The plan at the start of the year was to address the AMT as part of the reform legislation that would develop out of President Bush's Tax Reform Panel's recommendations. That report has been postponed. The expectation is that a temporary extension of the present 2005 AMT exemption amounts will be passed before the 2007 filing season. Nevertheless, practitioners should monitor this development and be prepared to consider shifting deductions and tax preference items into 2005 at year's end.
* FSC/ETI phase-out. The 2004 Jobs Act repeals all of the FSC/ETI rules. However, repeal is gradual, and full repeal does not take place until after 2006. Under the act, taxpayers are able to claim 100 percent of their FSC/ETI benefits in 2004, 80 percent in 2005, 60 percent in 2006, and zero percent (complete repeal) thereafter. However, the full benefit of the FSC/ETI regime generally continues for taxpayers that had entered into contracts in effect on Sept. 17, 2003.

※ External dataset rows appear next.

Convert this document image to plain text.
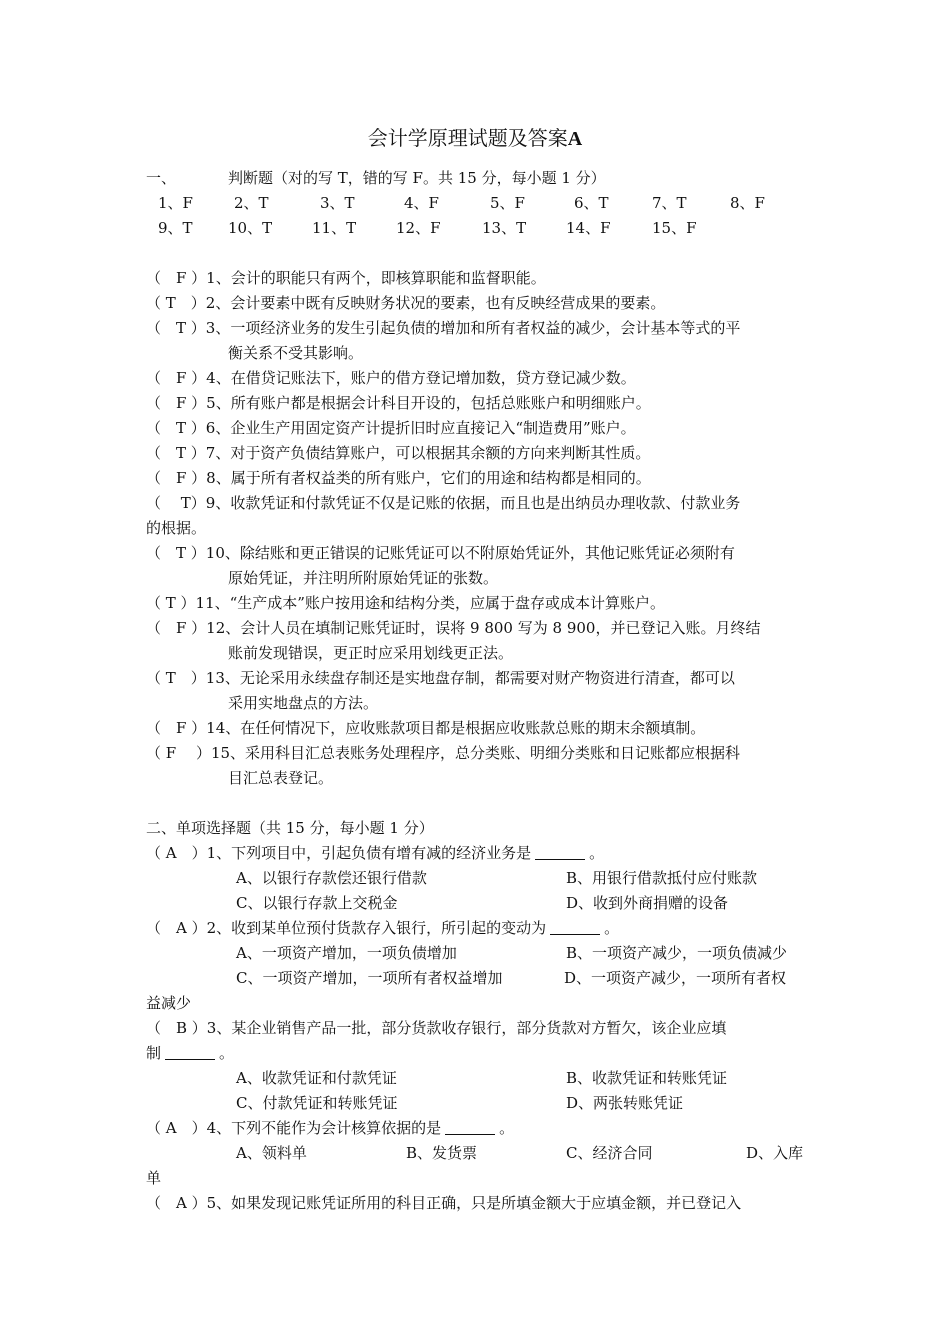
会计学原理试题及答案A
一、	判断题（对的写 T，错的写 F。共 15 分，每小题 1 分）
1、F	2、T	3、T	4、F	5、F	6、T	7、T	8、F
9、T 10、T	11、T	12、F	13、T	14、F	15、F
（　F ）1、会计的职能只有两个，即核算职能和监督职能。
（ T　）2、会计要素中既有反映财务状况的要素，也有反映经营成果的要素。
（　T ）3、一项经济业务的发生引起负债的增加和所有者权益的减少，会计基本等式的平
衡关系不受其影响。
（　F ）4、在借贷记账法下，账户的借方登记增加数，贷方登记减少数。
（　F ）5、所有账户都是根据会计科目开设的，包括总账账户和明细账户。
（　T ）6、企业生产用固定资产计提折旧时应直接记入“制造费用”账户。
（　T ）7、对于资产负债结算账户，可以根据其余额的方向来判断其性质。
（　F ）8、属于所有者权益类的所有账户，它们的用途和结构都是相同的。
（　 T）9、收款凭证和付款凭证不仅是记账的依据，而且也是出纳员办理收款、付款业务
的根据。
（　T ）10、除结账和更正错误的记账凭证可以不附原始凭证外，其他记账凭证必须附有
原始凭证，并注明所附原始凭证的张数。
（ T ）11、“生产成本”账户按用途和结构分类，应属于盘存或成本计算账户。
（　F ）12、会计人员在填制记账凭证时，误将 9 800 写为 8 900，并已登记入账。月终结
账前发现错误，更正时应采用划线更正法。
（ T　）13、无论采用永续盘存制还是实地盘存制，都需要对财产物资进行清查，都可以
采用实地盘点的方法。
（　F ）14、在任何情况下，应收账款项目都是根据应收账款总账的期末余额填制。
（ F　 ）15、采用科目汇总表账务处理程序，总分类账、明细分类账和日记账都应根据科
目汇总表登记。
二、单项选择题（共 15 分，每小题 1 分）
（ A　）1、下列项目中，引起负债有增有减的经济业务是	。
A、以银行存款偿还银行借款	B、用银行借款抵付应付账款
C、以银行存款上交税金	D、收到外商捐赠的设备
（　A ）2、收到某单位预付货款存入银行，所引起的变动为	。
A、一项资产增加，一项负债增加	B、一项资产减少，一项负债减少
C、一项资产增加，一项所有者权益增加	D、一项资产减少，一项所有者权
益减少
（　B ）3、某企业销售产品一批，部分货款收存银行，部分货款对方暂欠，该企业应填
制	。
A、收款凭证和付款凭证	B、收款凭证和转账凭证
C、付款凭证和转账凭证	D、两张转账凭证
（ A　）4、下列不能作为会计核算依据的是	。
A、领料单	B、发货票	C、经济合同	D、入库
单
（　A ）5、如果发现记账凭证所用的科目正确，只是所填金额大于应填金额，并已登记入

* Puerto Rico/possession tax credits. Tax credits for business activities in U.S. possessions expire for tax years beginning after Dec. 31, 2005. They include credits found in Code Sec. 30A, which provides a Puerto Rico economic activity credit, and Code Sec. 936, creating a tax credit for Puerto Rico and U.S. possessions. Code Sec. 30A has existed since 1996, while Code Sec. 936 first appeared in 1976. Decisions need to be made, as outlined in Notice 2005-21, on the form in which Section 936 corporations elect to continue business.

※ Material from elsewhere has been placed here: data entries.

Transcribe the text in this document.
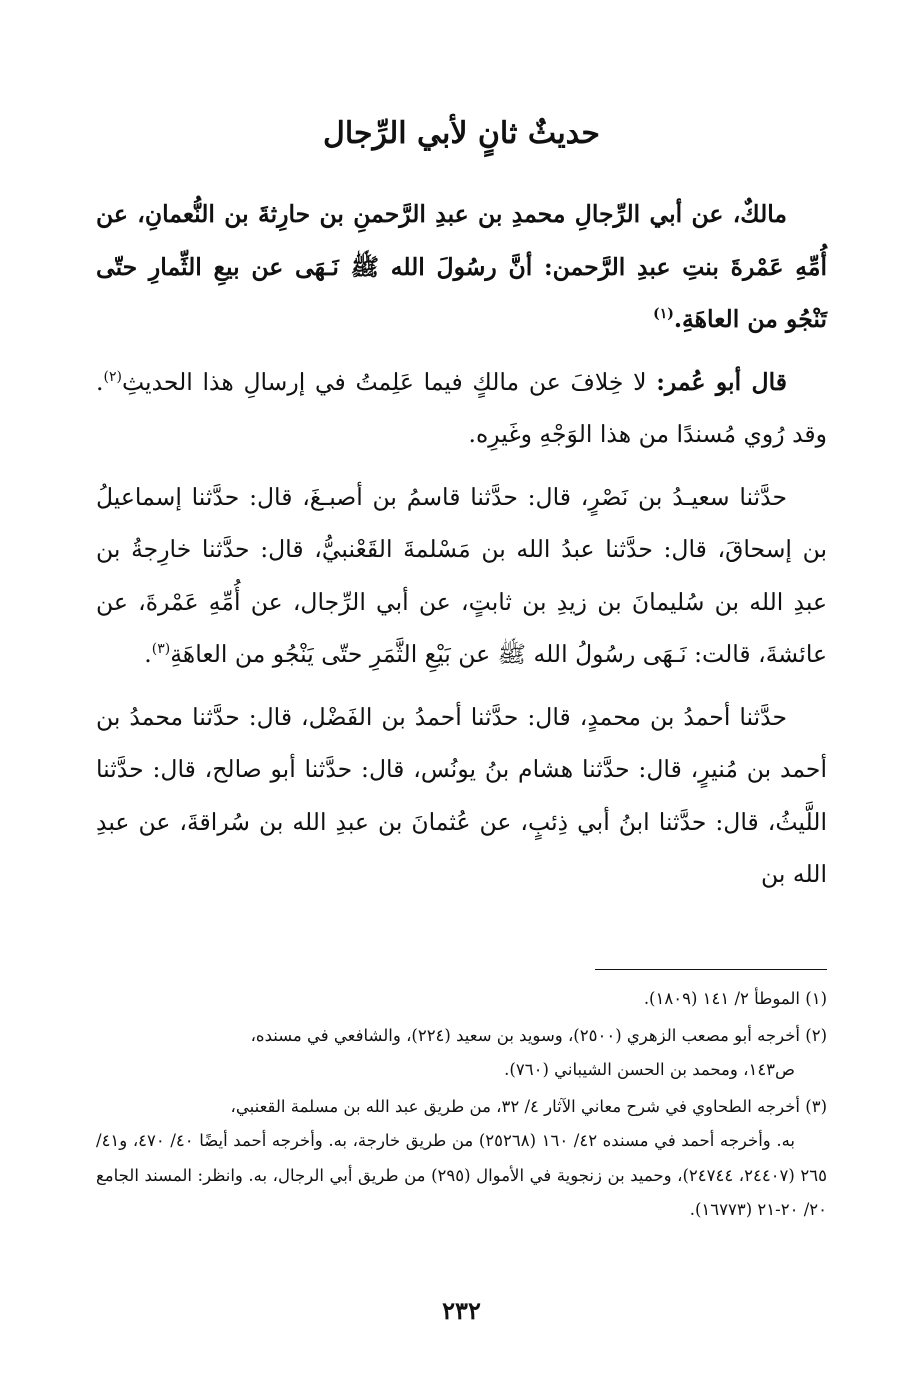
حديثٌ ثانٍ لأبي الرِّجال

مالكٌ، عن أبي الرِّجالِ محمدِ بن عبدِ الرَّحمنِ بن حارِثةَ بن النُّعمانِ، عن أُمِّهِ عَمْرةَ بنتِ عبدِ الرَّحمن: أنَّ رسُولَ الله ﷺ نَـهَى عن بيعِ الثِّمارِ حتّى تَنْجُو من العاهَةِ.$^{(١)}$

قال أبو عُمر: لا خِلافَ عن مالكٍ فيما عَلِمتُ في إرسالِ هذا الحديثِ$^{(٢)}$. وقد رُوي مُسندًا من هذا الوَجْهِ وغَيرِه.

حدَّثنا سعيـدُ بن نَصْرٍ، قال: حدَّثنا قاسمُ بن أصبـغَ، قال: حدَّثنا إسماعيلُ بن إسحاقَ، قال: حدَّثنا عبدُ الله بن مَسْلمةَ القَعْنبيُّ، قال: حدَّثنا خارِجةُ بن عبدِ الله بن سُليمانَ بن زيدِ بن ثابتٍ، عن أبي الرِّجال، عن أُمِّهِ عَمْرةَ، عن عائشةَ، قالت: نَـهَى رسُولُ الله ﷺ عن بَيْعِ الثَّمَرِ حتّى يَنْجُو من العاهَةِ$^{(٣)}$.

حدَّثنا أحمدُ بن محمدٍ، قال: حدَّثنا أحمدُ بن الفَضْل، قال: حدَّثنا محمدُ بن أحمد بن مُنيرٍ، قال: حدَّثنا هشام بنُ يونُس، قال: حدَّثنا أبو صالح، قال: حدَّثنا اللَّيثُ، قال: حدَّثنا ابنُ أبي ذِئبٍ، عن عُثمانَ بن عبدِ الله بن سُراقةَ، عن عبدِ الله بن

(١) الموطأ ٢/ ١٤١ (١٨٠٩).

(٢) أخرجه أبو مصعب الزهري (٢٥٠٠)، وسويد بن سعيد (٢٢٤)، والشافعي في مسنده،
ص١٤٣، ومحمد بن الحسن الشيباني (٧٦٠).

(٣) أخرجه الطحاوي في شرح معاني الآثار ٤/ ٣٢، من طريق عبد الله بن مسلمة القعنبي،
به. وأخرجه أحمد في مسنده ٤٢/ ١٦٠ (٢٥٢٦٨) من طريق خارجة، به. وأخرجه أحمد أيضًا ٤٠/ ٤٧٠، و٤١/ ٢٦٥ (٢٤٤٠٧، ٢٤٧٤٤)، وحميد بن زنجوية في الأموال (٢٩٥) من طريق أبي الرجال، به. وانظر: المسند الجامع ٢٠/ ٢٠-٢١ (١٦٧٧٣).

٢٣٢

Law on early distributions
The Tax Court in Lodder-Beckert, T.C. Memo. 2005-162 had some disturbing news for year-end planning of special-need withdrawals from retirement plans. The court held that credit card payments made to cover education expenses for two years prior to an IRA distribution were not allowed as qualified higher education expenses for purposes of avoiding the early-distribution penalty. In so deciding, the court said that it was "reaffirming" the rule that distributions from an IRA, to be free of the penalty, must be used "for the taxable year," meaning that the expense must be incurred, and the distribution used, for the same tax year.
Interpreting Code Sec. 72(t)(2)(E) strictly to read that the distributions are allowed for expenses incurred "for the taxable year," the court held that because the distributions occurred in 2001, and the disputed expenses in 1999 and 2000, years when no IRA distributions were made, the distributions from 2001 were not used for expenses "for the taxable year," and therefore were subject to the 10 percent tax penalty.

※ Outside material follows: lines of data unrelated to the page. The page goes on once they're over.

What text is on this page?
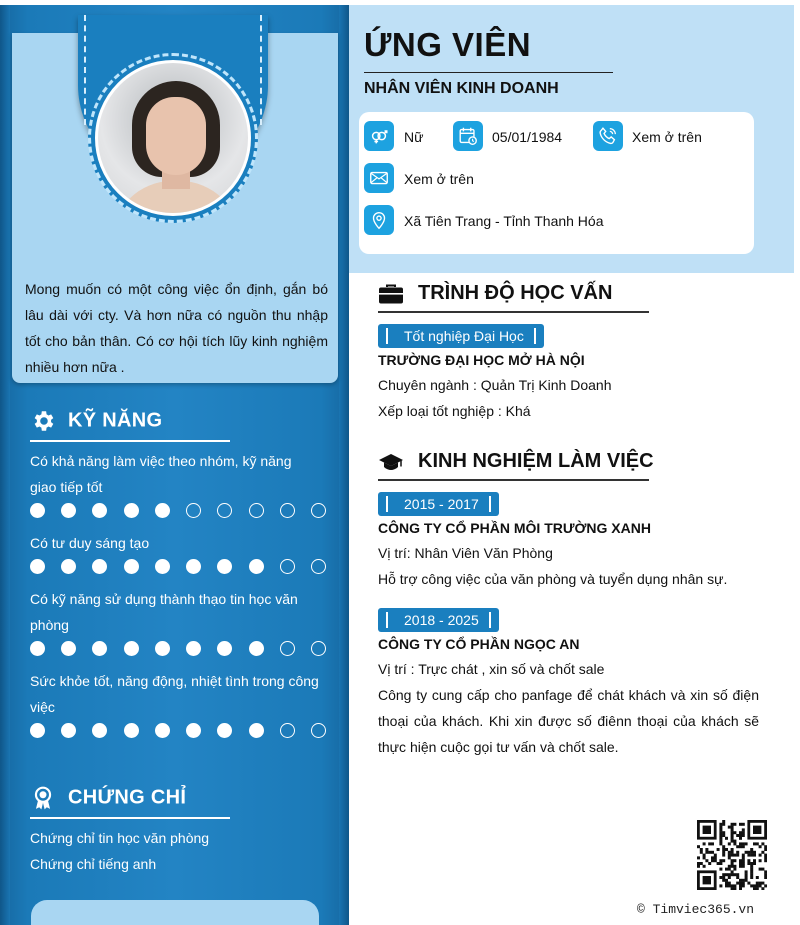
Mong muốn có một công việc ổn định, gắn bó lâu dài với cty. Và hơn nữa có nguồn thu nhập tốt cho bản thân. Có cơ hội tích lũy kinh nghiệm nhiều hơn nữa .

KỸ NĂNG
Có khả năng làm việc theo nhóm, kỹ năng giao tiếp tốt
Có tư duy sáng tạo
Có kỹ năng sử dụng thành thạo tin học văn phòng
Sức khỏe tốt, năng động, nhiệt tình trong công việc
CHỨNG CHỈ
Chứng chỉ tin học văn phòng
Chứng chỉ tiếng anh
ỨNG VIÊN
NHÂN VIÊN KINH DOANH
Nữ	05/01/1984	Xem ở trên
Xem ở trên
Xã Tiên Trang - Tỉnh Thanh Hóa
TRÌNH ĐỘ HỌC VẤN
Tốt nghiệp Đại Học
TRƯỜNG ĐẠI HỌC MỞ HÀ NỘI
Chuyên ngành : Quản Trị Kinh Doanh
Xếp loại tốt nghiệp : Khá
KINH NGHIỆM LÀM VIỆC
2015 - 2017
CÔNG TY CỔ PHẦN MÔI TRƯỜNG XANH
Vị trí: Nhân Viên Văn Phòng
Hỗ trợ công việc của văn phòng và tuyển dụng nhân sự.
2018 - 2025
CÔNG TY CỔ PHẦN NGỌC AN
Vị trí : Trực chát , xin số và chốt sale
Công ty cung cấp cho panfage để chát khách và xin số điện thoại của khách. Khi xin được số điênn thoại của khách sẽ thực hiện cuộc gọi tư vấn và chốt sale.
© Timviec365.vn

By analogy, distributions for other qualified expenses, such as medical expenses in Code Sec. 72(t)(2)(B) and distributions for the purchase of a first home under Sec. 72(t)(2)(F), also should be made in the year in which the expense was incurred to avoid the tax penalty. Some wonder whether this is a short-lived victory for the IRS, and if this apparent rule imposes too tight a deadline to be applicable. However, for the present, attention to timing year-end distributions is advisable.
Unlike most transactional tax planning, year-end tax planning requires attention to a wide array of variables. Within those variables is also the variable of changing laws. The 2005 year-end tax planning season should prove especially challenging on both counts.